# Subplots

In [1]:
# set our rendering backend to the nbAgg backend, then import our pyplot module and NumPy
%matplotlib notebook

import matplotlib.pyplot as plt
import numpy as np

plt.subplot?

In [2]:
plt.figure()
# subplot with 1 row, 2 columns, and current axis is 1st subplot axes
plt.subplot(1, 2, 1)

linear_data = np.array([1,2,3,4,5,6,7,8])
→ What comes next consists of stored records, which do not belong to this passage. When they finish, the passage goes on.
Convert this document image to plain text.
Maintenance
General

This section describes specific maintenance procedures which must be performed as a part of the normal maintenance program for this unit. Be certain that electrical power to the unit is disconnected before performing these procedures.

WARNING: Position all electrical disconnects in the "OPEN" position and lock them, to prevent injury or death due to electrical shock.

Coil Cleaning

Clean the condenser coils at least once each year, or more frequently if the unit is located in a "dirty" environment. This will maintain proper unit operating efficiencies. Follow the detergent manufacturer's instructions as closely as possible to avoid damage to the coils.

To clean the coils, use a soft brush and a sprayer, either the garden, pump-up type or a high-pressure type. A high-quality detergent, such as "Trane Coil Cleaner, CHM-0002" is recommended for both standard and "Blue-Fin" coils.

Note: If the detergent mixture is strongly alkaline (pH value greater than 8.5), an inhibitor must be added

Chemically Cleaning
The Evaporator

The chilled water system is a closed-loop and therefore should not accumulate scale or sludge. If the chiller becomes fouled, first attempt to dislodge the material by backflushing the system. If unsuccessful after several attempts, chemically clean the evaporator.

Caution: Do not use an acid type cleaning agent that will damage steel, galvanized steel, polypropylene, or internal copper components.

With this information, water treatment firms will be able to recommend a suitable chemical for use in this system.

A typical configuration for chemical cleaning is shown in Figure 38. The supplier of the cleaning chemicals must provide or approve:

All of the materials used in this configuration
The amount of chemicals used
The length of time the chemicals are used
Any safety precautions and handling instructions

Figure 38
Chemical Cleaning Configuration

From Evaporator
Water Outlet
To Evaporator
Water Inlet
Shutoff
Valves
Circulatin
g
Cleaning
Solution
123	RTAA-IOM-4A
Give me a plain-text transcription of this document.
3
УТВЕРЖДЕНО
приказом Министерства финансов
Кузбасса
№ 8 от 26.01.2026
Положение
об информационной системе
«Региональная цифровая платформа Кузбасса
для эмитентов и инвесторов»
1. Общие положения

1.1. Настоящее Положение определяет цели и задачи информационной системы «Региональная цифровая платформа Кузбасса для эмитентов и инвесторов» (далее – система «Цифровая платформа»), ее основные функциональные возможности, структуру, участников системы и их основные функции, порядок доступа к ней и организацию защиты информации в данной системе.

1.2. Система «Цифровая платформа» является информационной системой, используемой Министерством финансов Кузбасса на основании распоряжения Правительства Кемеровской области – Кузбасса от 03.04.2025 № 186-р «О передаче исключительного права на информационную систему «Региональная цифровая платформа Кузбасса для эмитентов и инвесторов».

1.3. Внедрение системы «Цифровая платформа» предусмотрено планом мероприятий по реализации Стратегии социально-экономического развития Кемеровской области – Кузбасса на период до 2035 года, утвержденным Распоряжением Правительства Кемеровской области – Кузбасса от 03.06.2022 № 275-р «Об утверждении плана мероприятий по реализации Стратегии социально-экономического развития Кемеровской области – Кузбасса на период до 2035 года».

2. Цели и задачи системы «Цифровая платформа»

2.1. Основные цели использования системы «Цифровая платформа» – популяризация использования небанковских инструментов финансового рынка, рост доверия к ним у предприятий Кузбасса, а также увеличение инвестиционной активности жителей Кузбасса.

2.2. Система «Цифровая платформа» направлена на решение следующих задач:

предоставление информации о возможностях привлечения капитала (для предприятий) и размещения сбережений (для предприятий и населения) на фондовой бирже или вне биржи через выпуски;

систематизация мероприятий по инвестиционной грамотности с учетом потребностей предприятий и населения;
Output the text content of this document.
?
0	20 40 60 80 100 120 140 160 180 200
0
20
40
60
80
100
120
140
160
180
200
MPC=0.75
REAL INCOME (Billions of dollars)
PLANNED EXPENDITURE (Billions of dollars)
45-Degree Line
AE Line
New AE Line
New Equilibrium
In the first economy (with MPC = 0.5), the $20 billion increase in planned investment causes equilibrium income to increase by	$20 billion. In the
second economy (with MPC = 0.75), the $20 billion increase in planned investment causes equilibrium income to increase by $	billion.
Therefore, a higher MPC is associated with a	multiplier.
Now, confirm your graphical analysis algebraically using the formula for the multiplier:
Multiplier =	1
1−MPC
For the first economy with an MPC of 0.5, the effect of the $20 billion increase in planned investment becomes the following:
plt.plot(linear_data, '-o')

<IPython.core.display.Javascript object>

[<matplotlib.lines.Line2D at 0x10b3275c0>]

In [3]:
exponential_data = linear_data**2 

# subplot with 1 row, 2 columns, and current axis is 2nd subplot axes
plt.subplot(1, 2, 2)
plt.plot(exponential_data, '-o')

[<matplotlib.lines.Line2D at 0x10b32a128>]

In [4]:
# plot exponential data on 1st subplot axes
plt.subplot(1, 2, 1)
plt.plot(exponential_data, '-x')

[<matplotlib.lines.Line2D at 0x10dfcd128>]

In [5]:
plt.figure()
ax1 = plt.subplot(1, 2, 1)
plt.plot(linear_data, '-o')
# pass sharey=ax1 to ensure the two subplots share the same y axis
ax2 = plt.subplot(1, 2, 2, sharey=ax1)
plt.plot(exponential_data, '-x')

<IPython.core.display.Javascript object>

[<matplotlib.lines.Line2D at 0x10e0432e8>]

In [6]:
plt.figure()
# the right hand side is equivalent shorthand syntax
plt.subplot(1,2,1) == plt.subplot(121)

<IPython.core.display.Javascript object>

True

In [7]:
# create a 3x3 grid of subplots
fig, ((ax1,ax2,ax3), (ax4,ax5,ax6), (ax7,ax8,ax9)) = plt.subplots(3, 3, sharex=True, sharey=True)
# plot the linear_data on the 5th subplot axes 
ax5.plot(linear_data, '-')

<IPython.core.display.Javascript object>

[<matplotlib.lines.Line2D at 0x10e3d5c50>]

In [8]:
# set inside tick labels to visible
for ax in plt.gcf().get_axes():
    for label in ax.get_xticklabels() + ax.get_yticklabels():
        label.set_visible(True)

In [9]:
# necessary on some systems to update the plot
plt.gcf().canvas.draw()

# Histograms

Probability function can be visualized as a curve, where the y-axis holds the probability a 
given value would occur, and the x-axis is the value itself. This is called a probability 
density function. The y-axis values are limited to between zero and one, where zero means 
there's no chance of a given value occurring and one means that the value will always occur.
The x-axis values are labeled in terms of the distribution function. In the case of the normal 
distribution, this is usually in terms of standard deviations. So a histogram is just a bar chart 
where the x-axis is a given observation and the y-axis is the frequency with which that observation 
occurs. So we should be able to plot a given probability distribution by sampling from it. 


In [10]:
# create 2x2 grid of axis subplots
fig, ((ax1, ax2), (ax3, ax4)) = plt.subplots(2, 2, sharex=True)
axs = [ax1,ax2,ax3,ax4]

# draw n = 10, 100, 1000, and 10000 samples from the normal distribution and plot corresponding histograms
for n in range(0,len(axs)):
    sample_size = 10**(n+1)
    sample = np.random.normal(loc=0.0, scale=1.0, size=sample_size)
    axs[n].hist(sample)
    axs[n].set_title('n={}'.format(sample_size))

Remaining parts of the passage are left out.